While it makes sense to be cautious and to not be stupid
or fail to do what needs to be done in this life to take care of things, the
reality is that choosing to live in fear prevents us from living at all. God’s message again and again is “be not
afraid for I am with you.” Another consistent message is that we are
freed by our faith in Christ. And yet when
we continue to live in fear, and when we continue to live in slavery to our
fear of losing all the things we have, when we spend all our time working for things
that will “protect” us from whatever it is that we fear so much, we fail to
really live. The very things that we set
up to protect ourselves, keep us from living.
I think about this when I look at the way that we now protect our
children. I remember hearing one of our
favorite comedians say that my generation was the last generation of children
allowed to be children. In my own
childhood I wandered in the foothills of Mt. Diablo on my own. At very young ages we were allowed to go out
from homes to play with neighborhood children and we would be out and about
most of the day before coming home. We
had play equipment at parks like those spinning merry-go-rounds and monkey
bars. This is no more. All of this play equipment as been deemed
“unsafe” but the reality is that most parks and cities are just now afraid of
being sued. We no longer let our
children run around and explore and get scraped and banged up and hurt because
we fear it. But those bumps and scrapes
and even breaks are what gave us the greatest lessons and frankly, the greatest
experiences too. More than that, they
strengthened us for what life really is, the prepared us for adulthood in so
many ways. I am sad that my kids never
got to try to build a fort out of wood they found laying around as I did, or
face wildlife in the same way I did as a kid, running into huge spiders and
even snakes on the hill and needing to make decisions about how to handle
it. Yes, our kids are protected. But the result of this “protection” is that
often when they are faced with the real problems of the world, they no longer
know how to handle them, they no longer have the strength of having faced
hardships as children to know how to handle hardships as young adults.
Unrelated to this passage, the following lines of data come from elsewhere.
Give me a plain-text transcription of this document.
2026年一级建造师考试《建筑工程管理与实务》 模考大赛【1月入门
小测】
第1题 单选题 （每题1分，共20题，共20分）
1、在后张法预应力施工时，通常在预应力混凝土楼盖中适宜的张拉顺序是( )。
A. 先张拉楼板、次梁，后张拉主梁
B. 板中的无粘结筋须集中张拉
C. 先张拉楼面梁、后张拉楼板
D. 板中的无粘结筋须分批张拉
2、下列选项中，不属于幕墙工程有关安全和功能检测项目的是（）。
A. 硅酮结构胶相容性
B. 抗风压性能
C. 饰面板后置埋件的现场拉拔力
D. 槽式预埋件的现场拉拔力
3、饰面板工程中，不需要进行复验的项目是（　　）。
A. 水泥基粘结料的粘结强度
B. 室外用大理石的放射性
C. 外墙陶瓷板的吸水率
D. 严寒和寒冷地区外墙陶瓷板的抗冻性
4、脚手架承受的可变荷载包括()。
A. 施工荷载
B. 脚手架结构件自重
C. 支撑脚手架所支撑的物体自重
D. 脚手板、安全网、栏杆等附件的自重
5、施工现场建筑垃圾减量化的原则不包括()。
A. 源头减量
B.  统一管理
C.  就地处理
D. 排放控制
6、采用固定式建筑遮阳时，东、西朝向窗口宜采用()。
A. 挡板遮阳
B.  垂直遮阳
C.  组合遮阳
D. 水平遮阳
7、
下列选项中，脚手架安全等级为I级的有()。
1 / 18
We can think of so many other examples of the damage
that our fear has done in the world. When
we become afraid of our money being lost in the bank, a “run” on the bank is
disastrous, as we know. When we fail to
take the risk of trusting in our relationships, our relationships can’t deepen. When, out of fear, we set up protections
against others, defining them as “enemies,” treating them as enemies, we make
them into the very enemies we fear them to be.
The movie French Kiss
ends when Meg Ryan’s character, Kate, learns to let go of her fear. At the end she is still without country, she
is still without her fiancé. But even in
this place, she makes the decision to help an outcast whom she has befriended. She gives to a man who has also isolated
himself from his family and friends, who has been acting out his own fear, who
seems to be beyond hope and redemption – she makes the decision to give to him
her “nest egg” of $45,000. She does so
in an anonymous way that he will never know she has given him this money, and
she does it believing that she will never see him again. She gives away all of her “security” and
“protection”- out of love - just because.
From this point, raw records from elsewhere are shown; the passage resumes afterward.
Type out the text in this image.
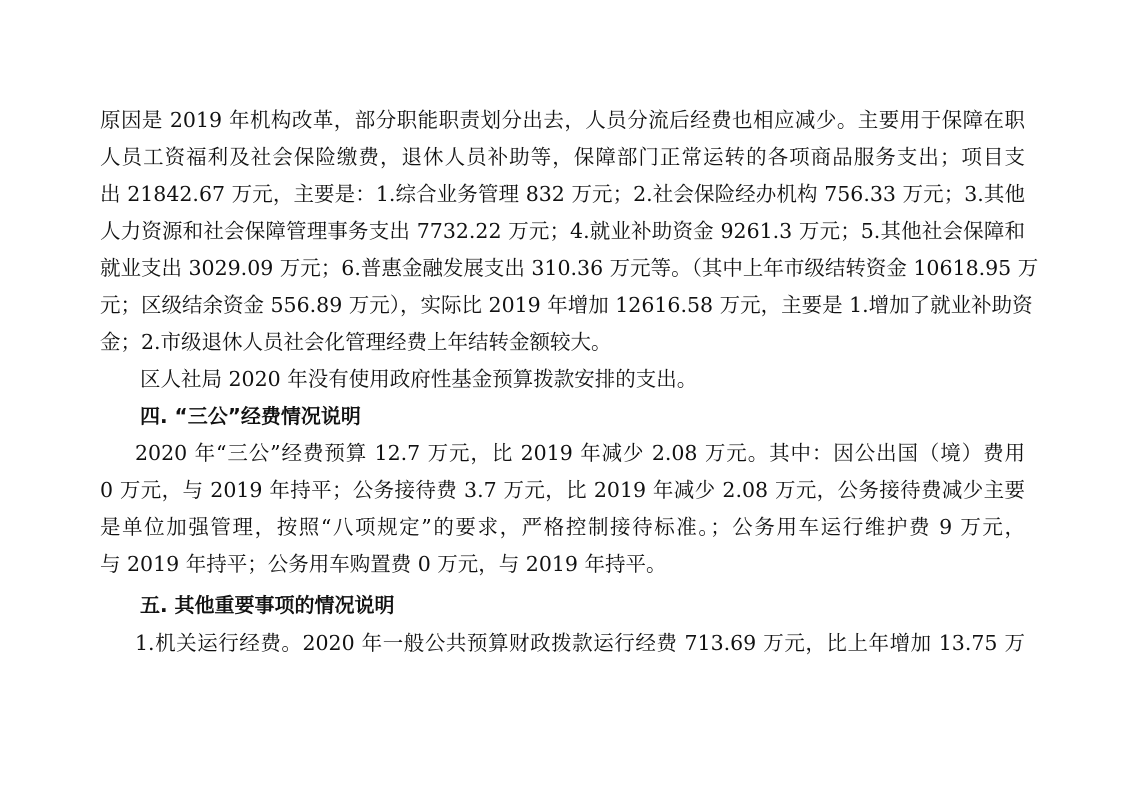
原因是 2019 年机构改革，部分职能职责划分出去，人员分流后经费也相应减少。主要用于保障在职
人员工资福利及社会保险缴费，退休人员补助等，保障部门正常运转的各项商品服务支出；项目支
出 21842.67 万元，主要是：1.综合业务管理 832 万元；2.社会保险经办机构 756.33 万元；3.其他
人力资源和社会保障管理事务支出 7732.22 万元；4.就业补助资金 9261.3 万元；5.其他社会保障和
就业支出 3029.09 万元；6.普惠金融发展支出 310.36 万元等。（其中上年市级结转资金 10618.95 万
元；区级结余资金 556.89 万元），实际比 2019 年增加 12616.58 万元，主要是 1.增加了就业补助资
金；2.市级退休人员社会化管理经费上年结转金额较大。
区人社局 2020 年没有使用政府性基金预算拨款安排的支出。
四. “三公”经费情况说明
2020 年“三公”经费预算 12.7 万元，比 2019 年减少 2.08 万元。其中：因公出国（境）费用
0 万元，与 2019 年持平；公务接待费 3.7 万元，比 2019 年减少 2.08 万元，公务接待费减少主要
是单位加强管理，按照“八项规定”的要求，严格控制接待标准。；公务用车运行维护费 9 万元，
与 2019 年持平；公务用车购置费 0 万元，与 2019 年持平。
五. 其他重要事项的情况说明
1.机关运行经费。2020 年一般公共预算财政拨款运行经费 713.69 万元，比上年增加 13.75 万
In freeing herself from her fear, Kate frees herself to
really live. And while at first there is
some sorrow and grieving for her, in the end, letting go of her security and
choosing to live in a sense of openness and trust allows her finally to really
live the life she wants.
Fear leaves no room for anything else. Like Truth.
Like Beauty. Like Love. It leaves no room for trying new things,
making new friends, living with fullness.
It creates no space for seeing God or for hearing the words of the
angels. We have a choice to make. Do we choose to live in fear? Or do we instead trust in the God who loves
us beyond anything, the God who came to be with us, who died because of us, who
rose out of death into life: do we trust instead the God who says through the
voices of the angels, “Do not be afraid.”